For the first time since 1986, Washington passed a tax reform bill. In most cases, the changes dictated by the Tax Cuts And Jobs Act start with the 2018 year, so it won’t be until April of 2019 that we’ll be filing with those changed deductions and rates applying. Of course, we always need to keep tax implications in mind when making financial decisions in both our business and personal lives.

As I read the usual industry publications, I’ve definitely got my eye out for any news or analysis on how the bill will affect the manufacturing industry. Industry Week recently interviewed Jim Brandenburg of Sikich. He’s a specialist in corporate and partnership tax law, mergers and acquisitions, and tax legislation, so he’s actually read the bill–quite an accomplishment. Here’s a quick summary of his observations. You can read the full article here.

First off, it’s a balanced bill in terms of large versus small businesses, not favoring either one at the expense of the other.

A few things were expected to be on the chopping block, but remain unchanged, including the LIFO inventory method used by some manufacturers and the R&D credit.

Otherwise, I’ve summarized the Brandenburg’s observations below.

Deducting capital expenditures:

100% expensing for capital expenditures for equipment purchases is effective back to September 27 2018, but will phase from 100% to 80%, 60%, 40% and 20% after a five-year period.

Depreciation:

Impacted by the above rules, depreciation will be less accelerated, after 2022: useful info for planning capital expenditures for the next five years.

Tax rates:

C corporations will see a cut in tax rates from 35% to 21%. Pass-through businesses will see a cut from roughly 40% down to approximately 30%, giving manufacturers access to additional resources for new equipment, new employees, and business expansion.

Capital expenditure:

Capital expenditure at 100% now applies to used as well as new equipment purchases (retroactive to September 27, 2017).

Pass-through businesses:

They are granted a 20% deduction, whether it’s an S corporation, a partnership, or a small proprietor.

Alternative minimum tax:

The AMT is retained for individuals, but repealed for corporations starting next year.

Family leave credit:

This new tax credit is enacted only for 2018 and 2019, allowing a company with a qualifying family leave program or a sick leave program to get a tax credit for some of those wages (C corporations or pass-through businesses only).

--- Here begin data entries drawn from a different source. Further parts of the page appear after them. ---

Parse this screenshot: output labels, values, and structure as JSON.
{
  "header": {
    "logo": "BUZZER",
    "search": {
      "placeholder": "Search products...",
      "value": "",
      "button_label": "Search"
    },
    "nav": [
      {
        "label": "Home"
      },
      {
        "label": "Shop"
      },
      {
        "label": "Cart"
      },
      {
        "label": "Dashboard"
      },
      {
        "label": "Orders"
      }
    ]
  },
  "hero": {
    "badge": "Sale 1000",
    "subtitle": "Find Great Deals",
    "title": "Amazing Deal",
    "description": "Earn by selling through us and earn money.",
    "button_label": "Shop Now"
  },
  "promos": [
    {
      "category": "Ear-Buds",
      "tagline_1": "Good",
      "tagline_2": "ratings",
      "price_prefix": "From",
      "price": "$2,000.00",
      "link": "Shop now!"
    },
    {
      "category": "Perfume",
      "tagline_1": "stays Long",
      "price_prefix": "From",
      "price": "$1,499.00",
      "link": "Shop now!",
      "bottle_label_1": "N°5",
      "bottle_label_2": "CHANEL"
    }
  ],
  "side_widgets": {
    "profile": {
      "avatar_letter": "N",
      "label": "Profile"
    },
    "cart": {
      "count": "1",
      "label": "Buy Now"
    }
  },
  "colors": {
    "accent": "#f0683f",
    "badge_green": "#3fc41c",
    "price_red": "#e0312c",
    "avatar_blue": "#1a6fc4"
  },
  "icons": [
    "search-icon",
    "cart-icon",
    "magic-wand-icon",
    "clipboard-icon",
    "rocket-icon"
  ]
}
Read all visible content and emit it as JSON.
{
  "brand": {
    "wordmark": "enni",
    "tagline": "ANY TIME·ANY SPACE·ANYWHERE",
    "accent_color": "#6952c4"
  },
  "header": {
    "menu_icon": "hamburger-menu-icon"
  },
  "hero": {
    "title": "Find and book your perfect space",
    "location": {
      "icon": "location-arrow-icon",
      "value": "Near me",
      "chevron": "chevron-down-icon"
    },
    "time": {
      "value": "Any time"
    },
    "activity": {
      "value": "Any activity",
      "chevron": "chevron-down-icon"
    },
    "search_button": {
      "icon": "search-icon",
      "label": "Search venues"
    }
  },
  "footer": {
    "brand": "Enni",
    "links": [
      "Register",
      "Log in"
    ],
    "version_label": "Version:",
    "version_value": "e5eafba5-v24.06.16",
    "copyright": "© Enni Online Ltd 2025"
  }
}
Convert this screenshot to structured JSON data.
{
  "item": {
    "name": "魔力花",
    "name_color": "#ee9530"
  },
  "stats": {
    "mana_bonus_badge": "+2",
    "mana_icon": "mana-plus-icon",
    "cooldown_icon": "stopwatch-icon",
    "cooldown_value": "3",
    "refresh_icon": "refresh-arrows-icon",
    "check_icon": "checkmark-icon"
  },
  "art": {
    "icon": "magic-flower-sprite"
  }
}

Limit on interest deduction:

The new limit is almost essentially 30% of your EBITDA, which will impact manufacturers with a lot of debt. Previously there was no limit.

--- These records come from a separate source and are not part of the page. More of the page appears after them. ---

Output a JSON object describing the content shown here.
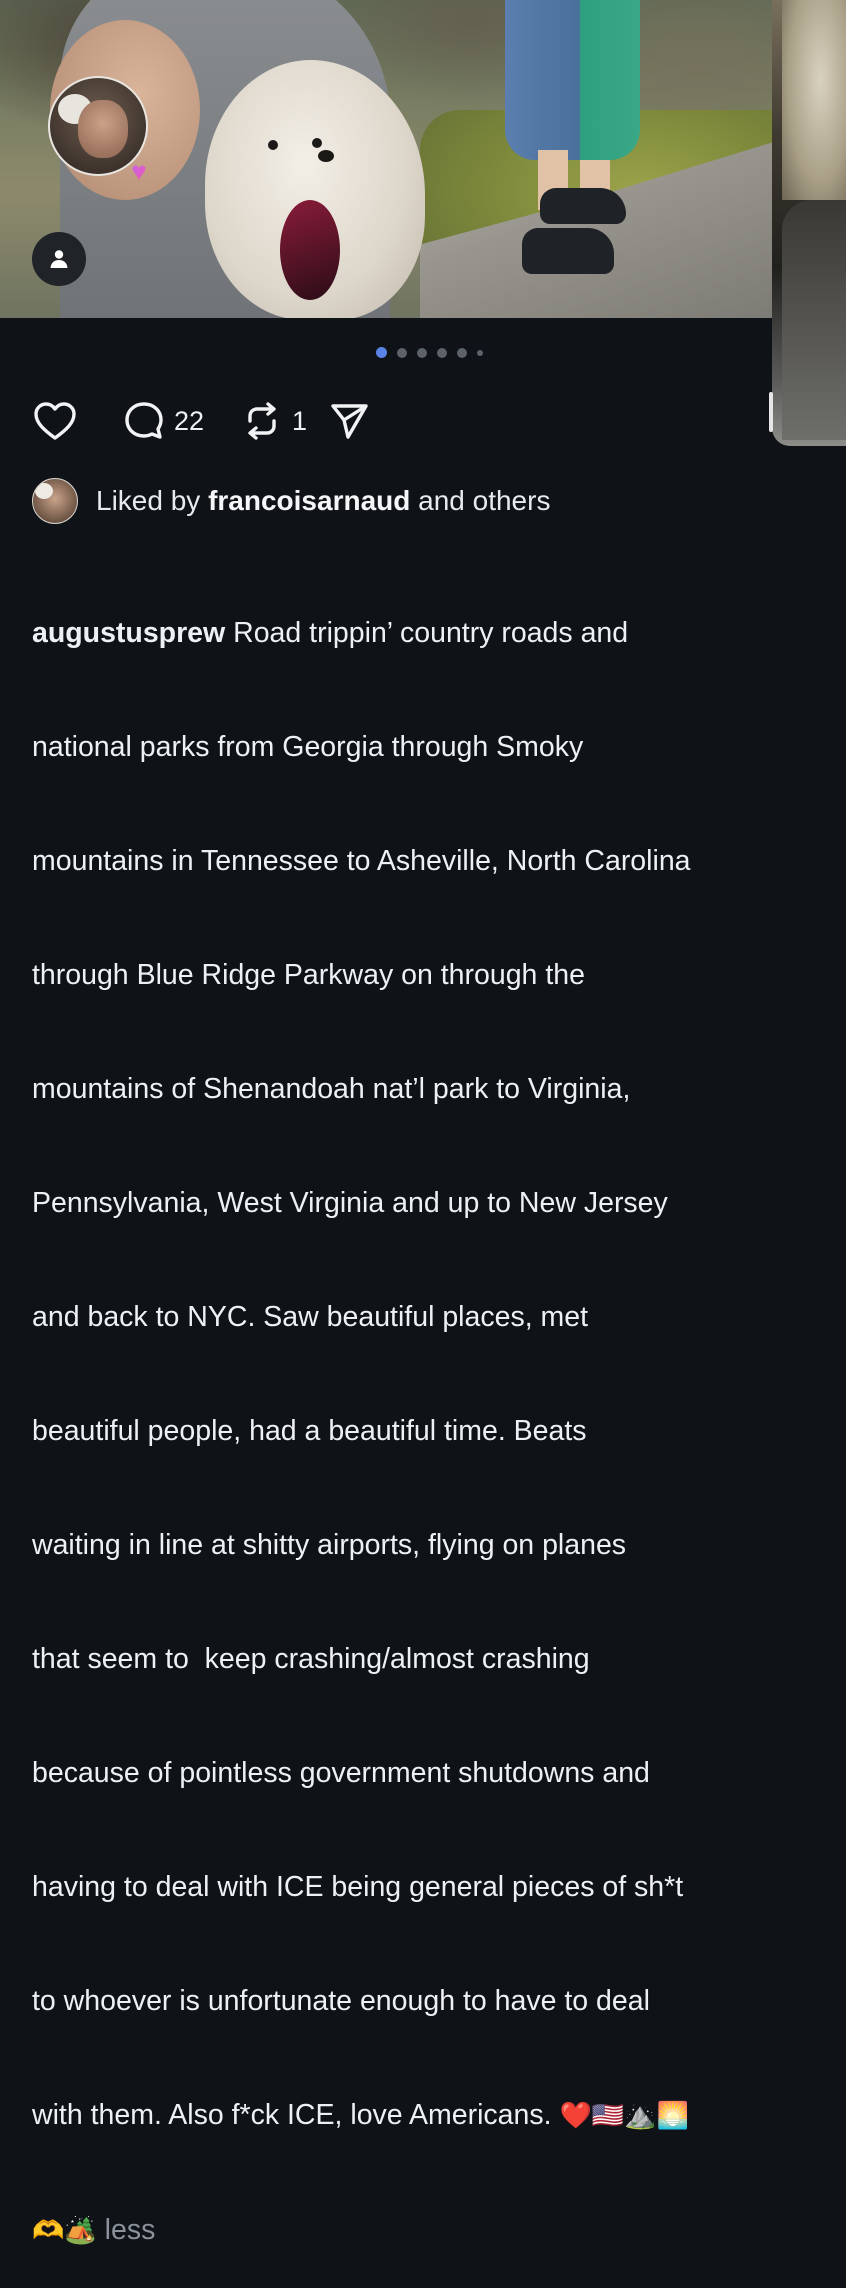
{
  "post": {
    "actions": {
      "comments_count": "22",
      "reposts_count": "1"
    },
    "carousel": {
      "total_dots": 6,
      "active_index": 0
    },
    "liked_by": {
      "prefix": "Liked by ",
      "username": "francoisarnaud",
      "suffix": " and others"
    },
    "caption": {
      "username": "augustusprew",
      "lines": [
        " Road trippin’ country roads and",
        "national parks from Georgia through Smoky",
        "mountains in Tennessee to Asheville, North Carolina",
        "through Blue Ridge Parkway on through the",
        "mountains of Shenandoah nat’l park to Virginia,",
        "Pennsylvania, West Virginia and up to New Jersey",
        "and back to NYC. Saw beautiful places, met",
        "beautiful people, had a beautiful time. Beats",
        "waiting in line at shitty airports, flying on planes",
        "that seem to  keep crashing/almost crashing",
        "because of pointless government shutdowns and",
        "having to deal with ICE being general pieces of sh*t",
        "to whoever is unfortunate enough to have to deal",
        "with them. Also f*ck ICE, love Americans. "
      ],
      "emojis_line1": "❤️🇺🇸⛰️🌅",
      "emojis_line2": "🫶🏕️",
      "less_label": "less"
    }
  },
  "colors": {
    "background": "#0f1317",
    "active_dot": "#5a83e6",
    "muted_text": "#8b929b"
  }
}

C corporations versus S corporations:

Because corporate rates are dropping below individual rates, some companies should investigate whether it’s advantageous to switch from an S corporation to a C corporation.

There are big changes ahead, and I’m grateful to experts like Jim Brandenburg and to my accountant. If you’ve come across any resources, articles or expert opinions about how the new tax code is affecting manufacturing, please share — there’s a lot to explore in this significant topic.